Sectio Aurea - CODAworx

Sectio Aurea

Client: Hennepin County Library

Location: Brooklyn Park, MN, United States

Completion date: 2016

Project Team

Artist

Shane Allbritton, Norman Lee

RE:site

Design Optimization / Project Management

Metalab

Overview

Inspired by the golden spiral, a form derived from the golden section that underlies patterns and systems in the universe, including the natural world, art, architecture, design, and aesthetics. Ceramic steel panels are folded to create a lenticular effect that changes with the viewer’s movement. From one side, viewers see a composition of golden spiral imagery relevant to local themes – cultural history, local agricultural, indigenous plants, Mississippi River currents, snowflakes, Dakota and Liberian patterns. From another side, viewers see imagery related to universal themes – global phenomenon, DNA, fingerprints, fossils, weather patterns, spiraling galaxies, and world art and architecture.

Goals

To create an engaging artwork that told the story of world culture and local geography through the lens of math and science. The artwork was to set an “interactive” tone for the Hennepin County Library as a space for hands-on science demonstrations, as well function as a library space. As viewers of all ages move by these walls, they see a continually changing composition that shifts between the two images in a moving gradient where spiraling forms interlace and merge into one another.
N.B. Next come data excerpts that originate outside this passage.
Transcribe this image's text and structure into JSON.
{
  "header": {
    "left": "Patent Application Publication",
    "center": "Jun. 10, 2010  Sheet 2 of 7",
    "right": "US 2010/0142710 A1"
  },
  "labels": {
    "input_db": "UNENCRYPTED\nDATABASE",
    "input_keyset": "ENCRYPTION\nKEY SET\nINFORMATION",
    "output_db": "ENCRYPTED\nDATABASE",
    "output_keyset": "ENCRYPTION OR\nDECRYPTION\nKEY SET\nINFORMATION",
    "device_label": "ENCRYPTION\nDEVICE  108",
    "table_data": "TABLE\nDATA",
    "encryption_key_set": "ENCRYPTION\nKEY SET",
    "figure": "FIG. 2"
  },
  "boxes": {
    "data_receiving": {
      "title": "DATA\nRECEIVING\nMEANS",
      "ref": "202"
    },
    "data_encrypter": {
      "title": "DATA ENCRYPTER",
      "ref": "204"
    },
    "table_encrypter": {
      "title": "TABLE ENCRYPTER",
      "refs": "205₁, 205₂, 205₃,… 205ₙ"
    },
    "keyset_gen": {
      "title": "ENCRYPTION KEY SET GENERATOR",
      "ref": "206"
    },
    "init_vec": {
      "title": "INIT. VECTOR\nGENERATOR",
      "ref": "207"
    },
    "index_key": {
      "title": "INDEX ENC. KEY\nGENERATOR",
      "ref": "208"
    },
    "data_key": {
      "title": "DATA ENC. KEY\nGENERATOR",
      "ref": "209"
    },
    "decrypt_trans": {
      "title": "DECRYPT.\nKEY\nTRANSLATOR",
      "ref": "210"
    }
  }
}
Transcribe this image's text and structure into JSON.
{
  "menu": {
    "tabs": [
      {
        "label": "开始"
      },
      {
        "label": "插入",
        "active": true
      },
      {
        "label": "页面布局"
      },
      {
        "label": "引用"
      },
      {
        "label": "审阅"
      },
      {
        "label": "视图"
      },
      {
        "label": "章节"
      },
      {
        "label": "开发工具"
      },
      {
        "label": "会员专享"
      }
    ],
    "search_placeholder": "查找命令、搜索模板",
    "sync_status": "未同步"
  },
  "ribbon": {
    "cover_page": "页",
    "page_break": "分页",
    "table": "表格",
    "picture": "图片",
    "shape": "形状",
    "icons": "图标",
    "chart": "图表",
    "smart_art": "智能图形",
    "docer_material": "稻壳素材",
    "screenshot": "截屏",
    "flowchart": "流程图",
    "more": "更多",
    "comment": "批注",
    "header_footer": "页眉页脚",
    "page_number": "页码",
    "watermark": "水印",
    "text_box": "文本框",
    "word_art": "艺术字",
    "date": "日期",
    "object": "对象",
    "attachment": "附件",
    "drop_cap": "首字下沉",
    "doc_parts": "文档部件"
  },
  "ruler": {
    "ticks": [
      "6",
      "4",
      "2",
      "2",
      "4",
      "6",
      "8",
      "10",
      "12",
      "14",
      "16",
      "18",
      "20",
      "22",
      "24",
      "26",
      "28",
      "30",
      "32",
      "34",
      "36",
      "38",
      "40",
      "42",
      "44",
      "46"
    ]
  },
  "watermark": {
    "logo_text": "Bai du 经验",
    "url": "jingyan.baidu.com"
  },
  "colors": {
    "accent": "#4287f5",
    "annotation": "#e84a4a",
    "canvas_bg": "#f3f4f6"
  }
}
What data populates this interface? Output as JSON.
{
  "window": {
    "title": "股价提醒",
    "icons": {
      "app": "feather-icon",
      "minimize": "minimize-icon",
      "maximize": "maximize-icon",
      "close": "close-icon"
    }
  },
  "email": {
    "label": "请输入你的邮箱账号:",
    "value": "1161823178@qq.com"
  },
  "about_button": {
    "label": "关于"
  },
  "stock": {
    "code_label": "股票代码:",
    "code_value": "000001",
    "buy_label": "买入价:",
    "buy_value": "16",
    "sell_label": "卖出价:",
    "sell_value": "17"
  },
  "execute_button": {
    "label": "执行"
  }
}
This juxtaposition highlights the underlying presence of the golden spiral in all things. Sectio Aurea poetically connects the community to the larger world and universe beyond.

Process

Working with the architects of the new Library, RE:site and Metalab, were able to coordinate several aspects of seamless integration in unique angled roofline of the building. In terms of the thematic content of the artwork, we worked very closely with the library staff and community members through workshops to identify local imagery and themes that were relevant to Brooklyn Park’s cultural, geographic, and ecological identity.